SSDs have the potential to remake more than just your storage arrays. With an ever-widening range of memory designs and system form factors, there's a good chance that the entire storage network could see a major revamp soon. Companies like STEC are pushing their design teams to make new SSD products as flexible as possible, and driving higher performance into smaller, tighter packages. At the same time, devices like the MACH16 drive are being tailored to more specific uses within the enterprise, as Shadley explains.
" There are many new doors that have been opened by the advent of SSD technology. The key to these options is to ensure you have the proper controller technology and hardware expertise"
Cole: STEC has said the new MACH 16 drive is optimized for server environments. In what way can an SSD be tailored to a server, as opposed to a storage array?

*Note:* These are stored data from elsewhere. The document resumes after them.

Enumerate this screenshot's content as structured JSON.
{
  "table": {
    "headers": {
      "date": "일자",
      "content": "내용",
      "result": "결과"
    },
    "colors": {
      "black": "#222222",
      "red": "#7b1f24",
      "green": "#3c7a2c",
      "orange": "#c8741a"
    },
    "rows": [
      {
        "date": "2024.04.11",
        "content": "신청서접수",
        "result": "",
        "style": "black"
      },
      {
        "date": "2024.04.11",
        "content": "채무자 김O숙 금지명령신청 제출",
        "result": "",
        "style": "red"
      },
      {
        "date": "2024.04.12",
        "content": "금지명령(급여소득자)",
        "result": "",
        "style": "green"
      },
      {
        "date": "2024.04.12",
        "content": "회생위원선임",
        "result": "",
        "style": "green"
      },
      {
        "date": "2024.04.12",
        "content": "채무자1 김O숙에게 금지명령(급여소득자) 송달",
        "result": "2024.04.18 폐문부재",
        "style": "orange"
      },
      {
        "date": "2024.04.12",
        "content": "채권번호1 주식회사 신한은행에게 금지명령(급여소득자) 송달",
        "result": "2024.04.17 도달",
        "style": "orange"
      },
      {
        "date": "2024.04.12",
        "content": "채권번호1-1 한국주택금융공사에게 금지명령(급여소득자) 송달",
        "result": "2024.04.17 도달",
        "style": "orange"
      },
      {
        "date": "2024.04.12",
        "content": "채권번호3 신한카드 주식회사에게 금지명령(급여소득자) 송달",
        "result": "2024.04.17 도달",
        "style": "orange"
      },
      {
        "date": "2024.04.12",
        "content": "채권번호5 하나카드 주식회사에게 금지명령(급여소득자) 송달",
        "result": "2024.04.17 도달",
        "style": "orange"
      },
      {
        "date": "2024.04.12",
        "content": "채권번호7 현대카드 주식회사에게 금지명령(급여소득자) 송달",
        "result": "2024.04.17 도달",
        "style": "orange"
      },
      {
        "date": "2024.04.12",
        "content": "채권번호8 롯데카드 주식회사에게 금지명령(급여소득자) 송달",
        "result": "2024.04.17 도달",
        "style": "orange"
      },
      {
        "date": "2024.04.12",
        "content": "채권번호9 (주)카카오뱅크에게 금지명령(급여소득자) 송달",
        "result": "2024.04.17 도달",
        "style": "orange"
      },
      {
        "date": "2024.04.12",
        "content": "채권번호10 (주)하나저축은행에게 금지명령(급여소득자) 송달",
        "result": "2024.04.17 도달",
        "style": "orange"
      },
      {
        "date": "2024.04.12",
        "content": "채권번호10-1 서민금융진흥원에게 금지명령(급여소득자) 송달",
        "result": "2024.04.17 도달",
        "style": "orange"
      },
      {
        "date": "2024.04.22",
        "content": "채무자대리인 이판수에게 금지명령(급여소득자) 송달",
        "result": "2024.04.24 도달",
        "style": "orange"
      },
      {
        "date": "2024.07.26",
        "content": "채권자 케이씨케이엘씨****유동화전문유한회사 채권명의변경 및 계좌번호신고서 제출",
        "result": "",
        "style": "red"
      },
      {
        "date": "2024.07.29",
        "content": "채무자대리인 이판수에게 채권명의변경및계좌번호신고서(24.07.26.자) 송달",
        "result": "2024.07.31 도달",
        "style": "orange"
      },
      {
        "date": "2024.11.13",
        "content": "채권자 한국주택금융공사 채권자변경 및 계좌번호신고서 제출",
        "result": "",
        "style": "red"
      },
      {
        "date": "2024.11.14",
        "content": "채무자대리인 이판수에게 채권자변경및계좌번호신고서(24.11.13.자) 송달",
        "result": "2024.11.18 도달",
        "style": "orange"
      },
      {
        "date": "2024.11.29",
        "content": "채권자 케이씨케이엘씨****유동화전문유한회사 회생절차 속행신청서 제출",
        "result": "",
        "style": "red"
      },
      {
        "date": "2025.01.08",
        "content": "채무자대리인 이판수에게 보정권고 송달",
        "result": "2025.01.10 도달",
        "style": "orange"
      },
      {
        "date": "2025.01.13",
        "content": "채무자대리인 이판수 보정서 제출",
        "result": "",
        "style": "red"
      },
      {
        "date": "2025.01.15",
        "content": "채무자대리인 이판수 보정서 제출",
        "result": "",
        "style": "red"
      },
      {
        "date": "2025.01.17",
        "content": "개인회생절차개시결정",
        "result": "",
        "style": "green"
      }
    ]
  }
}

Shadley: MACH16 is optimized for server environments by being produced to enable specific workloads that thrive on high performance and do not require techniques that patch performance when cleanup activities are required within the Flash media. In the case of the MACH16, it has solid and sustained performance profiles that enable server platforms to excel at their needed levels.
Also, the SATA interface provides the most flexibility for server environments today and has the ability to work with SAS and SATA environments.
Cole: Is it feasible, then, that an enterprise could one day scrap the SAN in favor of all an all-SSD storage environment on, say, a PCIe infrastructure?
Shadley: There are many opportunities to realize the growth potential of the SSD technology roadmap. While we cannot specifically state that one can "scrap the SAN," STEC is well positioned to offer the solutions that enable any migration of the storage platforms of the future. Whether they are based on existing storage interfaces or unique solutions moving forward, there will be products from STEC to satisfy the needs.
Cole: What about the disk drive form factor itself? Do you see enterprises dumping the 2.5-inch SSD in favor of card- or board-level solutions?
Shadley: Again, there are many new doors that have been opened by the advent of SSD technology. The market is already starting to see the migration from the traditional form factors to many alternative options. Board level or card-like, the key to these options is to ensure you have the proper controller technology and hardware expertise, of which STEC has already shown leadership, to enable whatever the market requires.